この作品に感化され始めていたころ、私はまたあるお婆さんに出会った。大切な書類のコピーを忘れていたことを思い出し、慌てて印刷屋に向かった。店に着くと、入り口で何人かの老人が笑顔で談笑しているのが目に入ったが、それを横目に店に入った。しかし、店の中には誰もいない。おかしいなあと思っていると、若々しいファッションのお婆さんがにこにこしながら私に近づき、「何かコピーしたいの?」と言った。彼女はWechatでお店のQRコードをスキャンするように言うと、パソコンに向かった。時々、キーボードのアルファベットが見えづらいようで、老眼鏡をかけてピンインを口にしながらゆっくりとタイプし、もうほとんど真っ白な髪をきれいに整え、腰を伸ばして真剣にパソコンを操作している。その後ろ姿に、私は『老いる勇気』に登場するお母さんが思い出されて高まる気持ちが抑えられなくなった。プリントアウトが済むと、お婆さんは優しい笑みを浮かべ、「さようなら。」と言い、軽い足取りで友人達の所に戻っていった。
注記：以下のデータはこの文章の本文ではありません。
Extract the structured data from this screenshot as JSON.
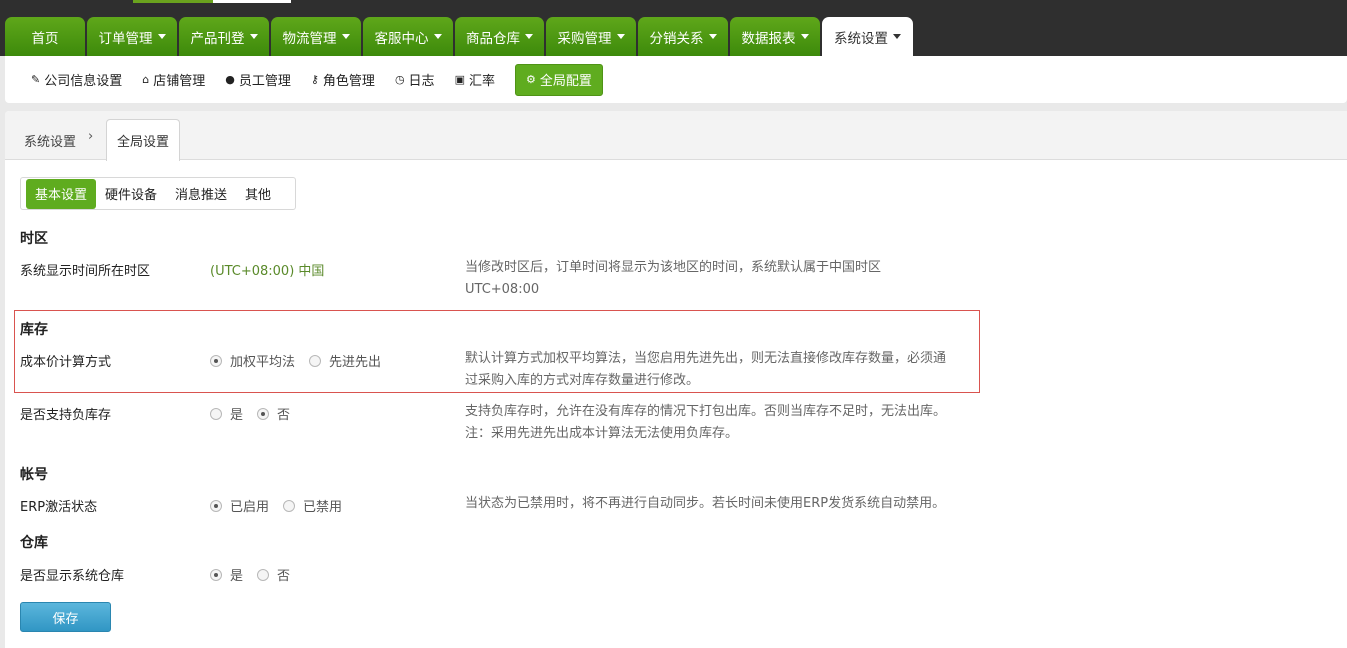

私は帰り道に、この出来事を思い出して思いを巡らした。

『老いる勇気』は若者にどう生きるべきかを教えてくれる道しるべだ。そして、それを実践しているかのような老人との出会いから、私は年を重ねることの持つ多くのポジティブな側面を発見することができた。例えば、経験は年齢に比例すること、若い時にどうしても理解できなかったことが受け入れられるようになること、心がおおらかになり、余裕を持って毎日を楽しめるようになっていくことだ。私は老いに恐怖を感じ、晩年は周囲に迷惑をかけ、生活はうんとつまらなくなってしまうだろうといつも心配していた。しかし、今は自分が年を取ることが少し楽しみであるし、年老いた自分を受け入れる自信がある。

私はこの作品を通し自分の人生に対する態度を改めることができた。人生には最高の年齢など存在せず、あるのは自分と正面から向き合う心だけだ。もう自分の年齢を気にしたり、老いを感じても嘆いたりしない。自分の存在価値を認め、自分が心からしたいことを見つけ、実行に移す。そして、日常生活の中の一瞬の風景や一期一会を大切にする。私は元気で明るく人生の一ページ、一ページを楽しんでいきたいと思う。